Es war eine Nachricht, die Hilzingens Bürgermeister Holger Mayer aufatmen ließ: In der Diskussion über die Aufstellung von Containern als Anschlussunterbringung für Flüchtlinge deutet sich eine unerwartete Wende an. Nachdem sich der Ortschaftsrat in Riedheim noch einmal mit der Thematik beschäftigt hatte, liegt dem Hilzinger Rathauschef nun eine Liste mit zwölf Wohnungen, Häusern und Objekten vor, die man für eine Unterbringung nutzen könnte. Damit ist die Diskussion über die Aufstellung von Baukörpern in mobiler Bauweise noch nicht vom Tisch, aber Mayer ist dennoch zufrieden. „Es ist schön, dass wir jetzt Alternativen zu den Container haben, die die Riedheimer als geeigneter erachten“, sagte Mayer im Gespräch mit dem SÜDKURIER.
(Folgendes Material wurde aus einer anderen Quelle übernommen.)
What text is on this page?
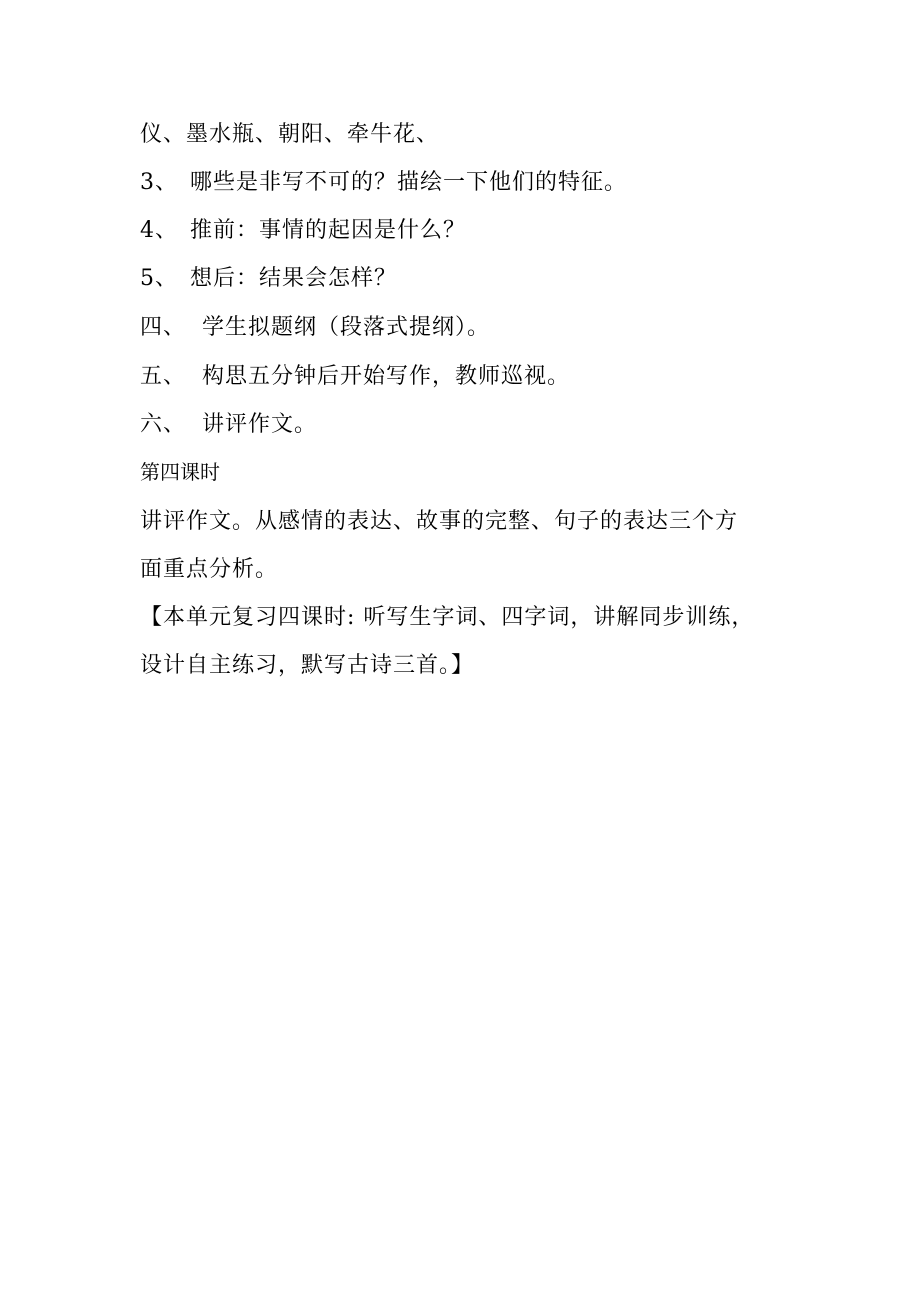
仪、墨水瓶、朝阳、牵牛花、
3、 哪些是非写不可的？描绘一下他们的特征。
4、 推前：事情的起因是什么？
5、 想后：结果会怎样？
四、 学生拟题纲（段落式提纲）。
五、 构思五分钟后开始写作，教师巡视。
六、 讲评作文。
第四课时
讲评作文。从感情的表达、故事的完整、句子的表达三个方
面重点分析。
【本单元复习四课时: 听写生字词、四字词，讲解同步训练，
设计自主练习，默写古诗三首。】
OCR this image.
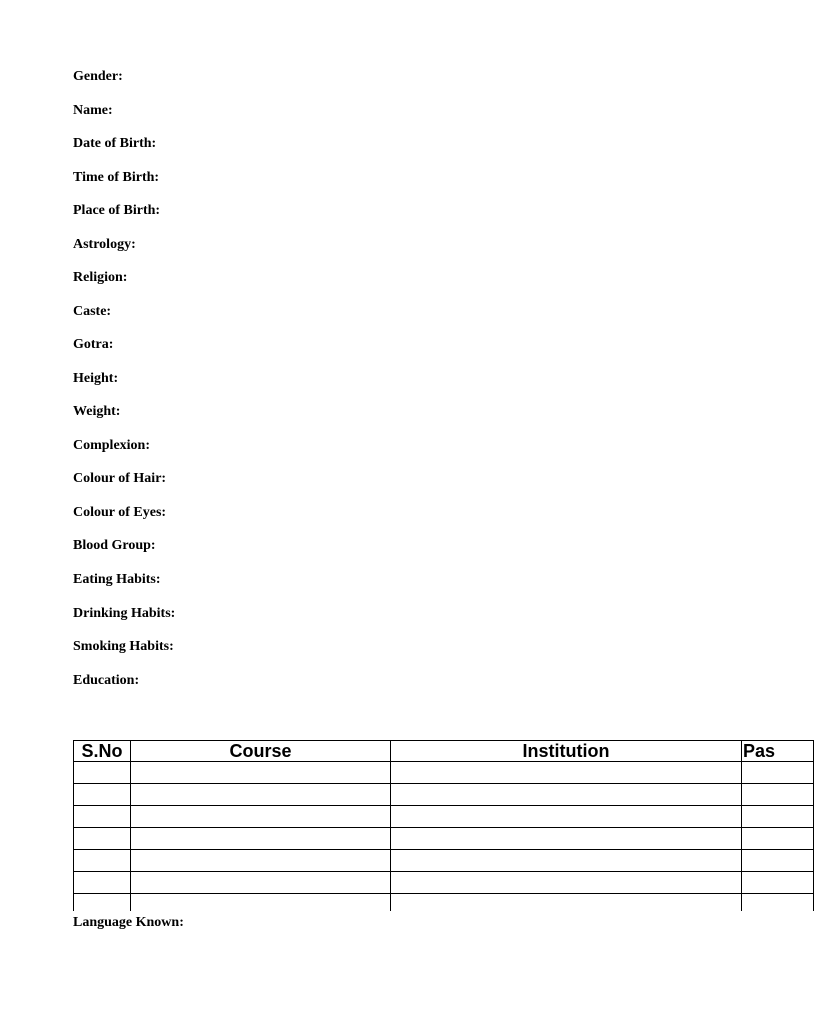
Gender:
Name:
Date of Birth:
Time of Birth:
Place of Birth:
Astrology:
Religion:
Caste:
Gotra:
Height:
Weight:
Complexion:
Colour of Hair:
Colour of Eyes:
Blood Group:
Eating Habits:
Drinking Habits:
Smoking Habits:
Education:
S.No	Course	Institution	Pas

Language Known:
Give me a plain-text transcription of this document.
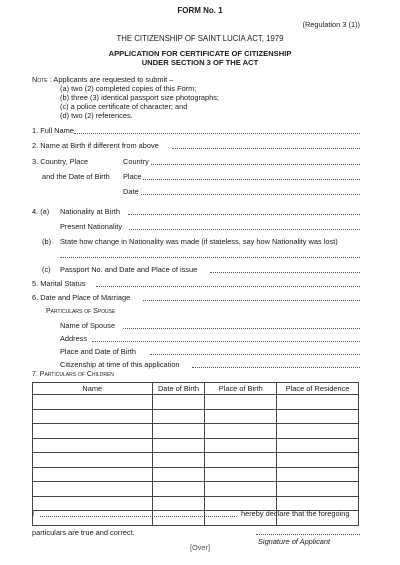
FORM No. 1
(Regulation 3 (1))
THE CITIZENSHIP OF SAINT LUCIA ACT, 1979
APPLICATION FOR CERTIFICATE OF CITIZENSHIP
UNDER SECTION 3 OF THE ACT
Note : Applicants are requested to submit –
(a) two (2) completed copies of this Form;
(b) three (3) identical passport size photographs;
(c) a police certificate of character; and
(d) two (2) references.
1. Full Name
2. Name at Birth if different from above
3. Country, Place
and the Date of Birth
Country
Place
Date
4. (a) Nationality at Birth
Present Nationality
(b) State how change in Nationality was made (if stateless, say how Nationality was lost)
(c) Passport No. and Date and Place of issue
5. Marital Status
6. Date and Place of Marriage
Particulars of Spouse
Name of Spouse
Address
Place and Date of Birth
Citizenship at time of this application
7. Particulars of Children
Name	Date of Birth	Place of Birth	Place of Residence

I	hereby declare that the foregoing
particulars are true and correct.
Signature of Applicant
[Over]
Jenseits der Hecke am Riedheimer Friedhof, wo jetzt nur Feld ist, könnten Unterkünfte für 20 Flüchtlinge entstehen. Bild: Ingeborg Meier
Jenseits der Hecke am Riedheimer Friedhof, wo jetzt nur Feld ist, könnten Unterkünfte für 20 Flüchtlinge entstehen. Bild: Ingeborg Meier | Bild: Ingeborg Meier

In der kommenden Woche sollen die Alternativen im Gemeinderat vorgestellt werden. Aber es gelte laut dem Hilzinger Bürgermeister Holger Mayer noch immer der aktuelle Gemeinderatsbeschluss. Der Gemeinderat hat Anfang Oktober entschieden, auf zwei gemeindeeigenen Grundstücken neben der Alpenblickhalle in Schlatt am Randen und neben dem Riedheimer Friedhof Unterkünfte in mobiler und flexibler Bauweise zu schaffen für insgesamt rund 30 Geflüchtete.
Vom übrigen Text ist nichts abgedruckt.